To his credit, our President actually mentioned Israel and God.  To his credit, and undoubtedly at the behest of his advisors, President Obama stifled his customary demonizing, accusatory tone and demeanor when referring to his opposition—specifically our current U.S. House of Representatives and Republicans in general.  The 2014 State of the Union Address proved that our President can still do the one thing he does well:  Talk.  Talk.  And talk some more.  The full text of the address is available online, for the perusal and evaluation of any and all who desire to do so.
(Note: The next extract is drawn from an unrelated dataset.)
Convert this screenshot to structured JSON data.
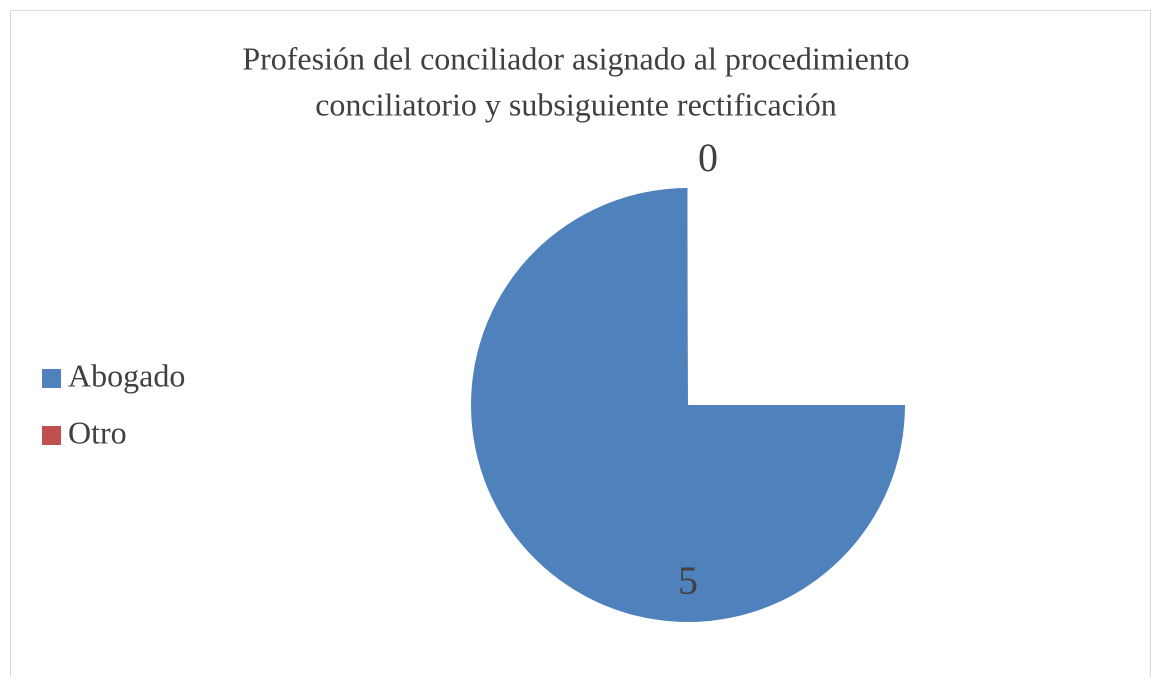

It is my prayer that those who were unable to view the State of the Union Address will avail themselves of the contents of that speech—either online or in a newspaper.  I also pray that countless individuals will measure Obama’s glib and self-laudatory oration against what the President and his cronies really stand for, the damage this administration has already done to our nation (in terms of power grabbing, lawlessness, outright lies, and continual scandal), and what the Obama gang still purports to do.
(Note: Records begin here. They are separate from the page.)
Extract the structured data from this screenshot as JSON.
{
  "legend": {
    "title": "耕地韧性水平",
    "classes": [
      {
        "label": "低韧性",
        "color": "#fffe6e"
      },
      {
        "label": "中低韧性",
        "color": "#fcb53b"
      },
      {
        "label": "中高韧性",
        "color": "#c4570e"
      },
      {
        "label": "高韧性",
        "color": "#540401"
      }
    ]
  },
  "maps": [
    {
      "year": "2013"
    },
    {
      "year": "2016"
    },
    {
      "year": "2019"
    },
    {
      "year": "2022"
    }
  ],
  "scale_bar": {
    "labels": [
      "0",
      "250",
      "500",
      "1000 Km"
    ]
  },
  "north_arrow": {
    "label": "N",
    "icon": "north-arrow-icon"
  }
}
Meanwhile, it is probably a good thing that I listened to our President’s oratory, as it undoubtedly raised my blood pressure from it’s customary 106 to a more healthy 128.  Admittedly, history has produced some great orators such as the Revolutionary Patrick Henry (“Give me liberty, or give me death!”) and Queen Victoria’s famous Prime Minister, Disraeli whom I love quite simply because he was one of God’s Chosen (whether or not that mattered to him).

But I am eternally suspicious of oratory, ever since my 1940s childhood when I frequently attended our small town theatre.  Back then many movies were prefaced by a newsreel featuring impassioned orations, accompanied by a raised arm and blatantly screamed out over public gatherings in Munich and Berlin.  Although I was too young at the time to comprehend the translated words, the spirit of the oratory was terrifying to a Midwestern American child.
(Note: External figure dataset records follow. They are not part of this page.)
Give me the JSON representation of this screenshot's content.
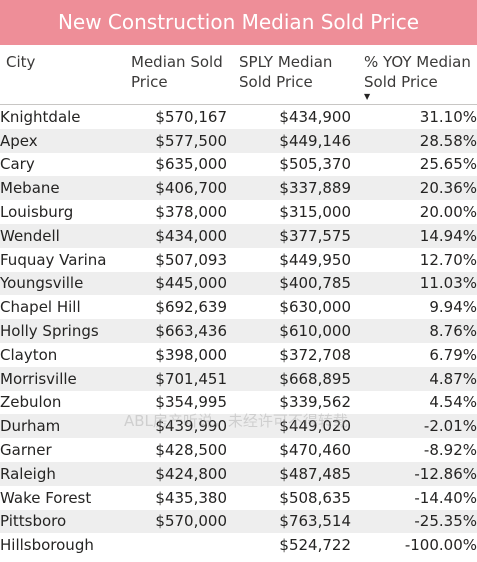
{
  "title": "New Construction Median Sold Price",
  "headers": {
    "city": "City",
    "median_line1": "Median Sold",
    "median_line2": "Price",
    "sply_line1": "SPLY Median",
    "sply_line2": "Sold Price",
    "yoy_line1": "% YOY Median",
    "yoy_line2": "Sold Price",
    "sort_icon": "sort-descending-icon"
  },
  "rows": [
    {
      "city": "Knightdale",
      "median": "$570,167",
      "sply": "$434,900",
      "yoy": "31.10%"
    },
    {
      "city": "Apex",
      "median": "$577,500",
      "sply": "$449,146",
      "yoy": "28.58%"
    },
    {
      "city": "Cary",
      "median": "$635,000",
      "sply": "$505,370",
      "yoy": "25.65%"
    },
    {
      "city": "Mebane",
      "median": "$406,700",
      "sply": "$337,889",
      "yoy": "20.36%"
    },
    {
      "city": "Louisburg",
      "median": "$378,000",
      "sply": "$315,000",
      "yoy": "20.00%"
    },
    {
      "city": "Wendell",
      "median": "$434,000",
      "sply": "$377,575",
      "yoy": "14.94%"
    },
    {
      "city": "Fuquay Varina",
      "median": "$507,093",
      "sply": "$449,950",
      "yoy": "12.70%"
    },
    {
      "city": "Youngsville",
      "median": "$445,000",
      "sply": "$400,785",
      "yoy": "11.03%"
    },
    {
      "city": "Chapel Hill",
      "median": "$692,639",
      "sply": "$630,000",
      "yoy": "9.94%"
    },
    {
      "city": "Holly Springs",
      "median": "$663,436",
      "sply": "$610,000",
      "yoy": "8.76%"
    },
    {
      "city": "Clayton",
      "median": "$398,000",
      "sply": "$372,708",
      "yoy": "6.79%"
    },
    {
      "city": "Morrisville",
      "median": "$701,451",
      "sply": "$668,895",
      "yoy": "4.87%"
    },
    {
      "city": "Zebulon",
      "median": "$354,995",
      "sply": "$339,562",
      "yoy": "4.54%"
    },
    {
      "city": "Durham",
      "median": "$439,990",
      "sply": "$449,020",
      "yoy": "-2.01%"
    },
    {
      "city": "Garner",
      "median": "$428,500",
      "sply": "$470,460",
      "yoy": "-8.92%"
    },
    {
      "city": "Raleigh",
      "median": "$424,800",
      "sply": "$487,485",
      "yoy": "-12.86%"
    },
    {
      "city": "Wake Forest",
      "median": "$435,380",
      "sply": "$508,635",
      "yoy": "-14.40%"
    },
    {
      "city": "Pittsboro",
      "median": "$570,000",
      "sply": "$763,514",
      "yoy": "-25.35%"
    },
    {
      "city": "Hillsborough",
      "median": "",
      "sply": "$524,722",
      "yoy": "-100.00%"
    }
  ],
  "watermark": "ABL房产听说，未经许可不得转载",
  "colors": {
    "title_bg": "#ee8e98",
    "row_alt": "#eeeeee"
  }
}
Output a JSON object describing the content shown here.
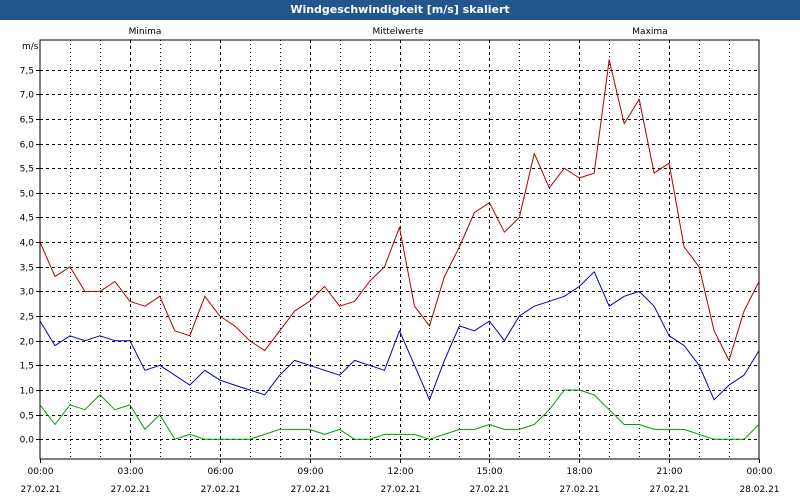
{
  "title": "Windgeschwindigkeit [m/s] skaliert",
  "colors": {
    "title_bar": "#22578e",
    "minima": "#00a000",
    "mittelwerte": "#0000c0",
    "maxima": "#b00000"
  },
  "chart_data": {
    "type": "line",
    "title": "Windgeschwindigkeit [m/s] skaliert",
    "ylabel": "m/s",
    "ylim": [
      -0.4,
      8.1
    ],
    "y_ticks": [
      "0,0",
      "0,5",
      "1,0",
      "1,5",
      "2,0",
      "2,5",
      "3,0",
      "3,5",
      "4,0",
      "4,5",
      "5,0",
      "5,5",
      "6,0",
      "6,5",
      "7,0",
      "7,5"
    ],
    "x_ticks": [
      {
        "time": "00:00",
        "date": "27.02.21"
      },
      {
        "time": "03:00",
        "date": "27.02.21"
      },
      {
        "time": "06:00",
        "date": "27.02.21"
      },
      {
        "time": "09:00",
        "date": "27.02.21"
      },
      {
        "time": "12:00",
        "date": "27.02.21"
      },
      {
        "time": "15:00",
        "date": "27.02.21"
      },
      {
        "time": "18:00",
        "date": "27.02.21"
      },
      {
        "time": "21:00",
        "date": "27.02.21"
      },
      {
        "time": "00:00",
        "date": "28.02.21"
      }
    ],
    "x_unit": "hours since 27.02.21 00:00",
    "xlim": [
      0,
      24
    ],
    "grid": true,
    "legend_position": "top",
    "series": [
      {
        "name": "Minima",
        "x": [
          0,
          0.5,
          1,
          1.5,
          2,
          2.5,
          3,
          3.5,
          4,
          4.5,
          5,
          5.5,
          6,
          6.5,
          7,
          7.5,
          8,
          8.5,
          9,
          9.5,
          10,
          10.5,
          11,
          11.5,
          12,
          12.5,
          13,
          13.5,
          14,
          14.5,
          15,
          15.5,
          16,
          16.5,
          17,
          17.5,
          18,
          18.5,
          19,
          19.5,
          20,
          20.5,
          21,
          21.5,
          22,
          22.5,
          23,
          23.5,
          24
        ],
        "y": [
          0.7,
          0.3,
          0.7,
          0.6,
          0.9,
          0.6,
          0.7,
          0.2,
          0.5,
          0.0,
          0.1,
          0.0,
          0.0,
          0.0,
          0.0,
          0.1,
          0.2,
          0.2,
          0.2,
          0.1,
          0.2,
          0.0,
          0.0,
          0.1,
          0.1,
          0.1,
          0.0,
          0.1,
          0.2,
          0.2,
          0.3,
          0.2,
          0.2,
          0.3,
          0.6,
          1.0,
          1.0,
          0.9,
          0.6,
          0.3,
          0.3,
          0.2,
          0.2,
          0.2,
          0.1,
          0.0,
          0.0,
          0.0,
          0.3
        ]
      },
      {
        "name": "Mittelwerte",
        "x": [
          0,
          0.5,
          1,
          1.5,
          2,
          2.5,
          3,
          3.5,
          4,
          4.5,
          5,
          5.5,
          6,
          6.5,
          7,
          7.5,
          8,
          8.5,
          9,
          9.5,
          10,
          10.5,
          11,
          11.5,
          12,
          12.5,
          13,
          13.5,
          14,
          14.5,
          15,
          15.5,
          16,
          16.5,
          17,
          17.5,
          18,
          18.5,
          19,
          19.5,
          20,
          20.5,
          21,
          21.5,
          22,
          22.5,
          23,
          23.5,
          24
        ],
        "y": [
          2.4,
          1.9,
          2.1,
          2.0,
          2.1,
          2.0,
          2.0,
          1.4,
          1.5,
          1.3,
          1.1,
          1.4,
          1.2,
          1.1,
          1.0,
          0.9,
          1.3,
          1.6,
          1.5,
          1.4,
          1.3,
          1.6,
          1.5,
          1.4,
          2.2,
          1.5,
          0.8,
          1.6,
          2.3,
          2.2,
          2.4,
          2.0,
          2.5,
          2.7,
          2.8,
          2.9,
          3.1,
          3.4,
          2.7,
          2.9,
          3.0,
          2.7,
          2.1,
          1.9,
          1.5,
          0.8,
          1.1,
          1.3,
          1.8
        ]
      },
      {
        "name": "Maxima",
        "x": [
          0,
          0.5,
          1,
          1.5,
          2,
          2.5,
          3,
          3.5,
          4,
          4.5,
          5,
          5.5,
          6,
          6.5,
          7,
          7.5,
          8,
          8.5,
          9,
          9.5,
          10,
          10.5,
          11,
          11.5,
          12,
          12.5,
          13,
          13.5,
          14,
          14.5,
          15,
          15.5,
          16,
          16.5,
          17,
          17.5,
          18,
          18.5,
          19,
          19.5,
          20,
          20.5,
          21,
          21.5,
          22,
          22.5,
          23,
          23.5,
          24
        ],
        "y": [
          4.0,
          3.3,
          3.5,
          3.0,
          3.0,
          3.2,
          2.8,
          2.7,
          2.9,
          2.2,
          2.1,
          2.9,
          2.5,
          2.3,
          2.0,
          1.8,
          2.2,
          2.6,
          2.8,
          3.1,
          2.7,
          2.8,
          3.2,
          3.5,
          4.3,
          2.7,
          2.3,
          3.3,
          3.9,
          4.6,
          4.8,
          4.2,
          4.5,
          5.8,
          5.1,
          5.5,
          5.3,
          5.4,
          7.7,
          6.4,
          6.9,
          5.4,
          5.6,
          3.9,
          3.5,
          2.2,
          1.6,
          2.6,
          3.2
        ]
      }
    ]
  }
}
Today we can GOOGLE Hitler’s speeches:  endless diabolical diatribe centered on “the ruthlessness of the capitalist plutocrats” and “Jewish instincts of hatred . . . beclouding the world and inciting it against the present German Reich . . . .”

It is tremendously significant to recall that before he rose to power, like some in our government today Hitler also focused on the need to nationalize the lives of the people.  His early “platform” included a plethora of noble sounding social reforms.  As his hold over the people increased, he pursued his goal of exterminating the “physically unfit”, any unborn children who would not conform to his maniacal racial ideology, many sick and elderly whom he deemed unprofitable to the state—as well as the millions of Jews plus a great number of Roman Catholics, Evangelicals, and political dissidents:  whomever would not bow to his God-usurping authority and tyranny.

I find oratory not only suspect but potentially terrifying—especially when coming from an arrogant national leader whose policies seek to control the details of people’s lives.  My soul responds only to quiet, reasonable rationale within the freeing, life-affirming framework of the Judeo-Christian Worldview—the one and only Universal Truth.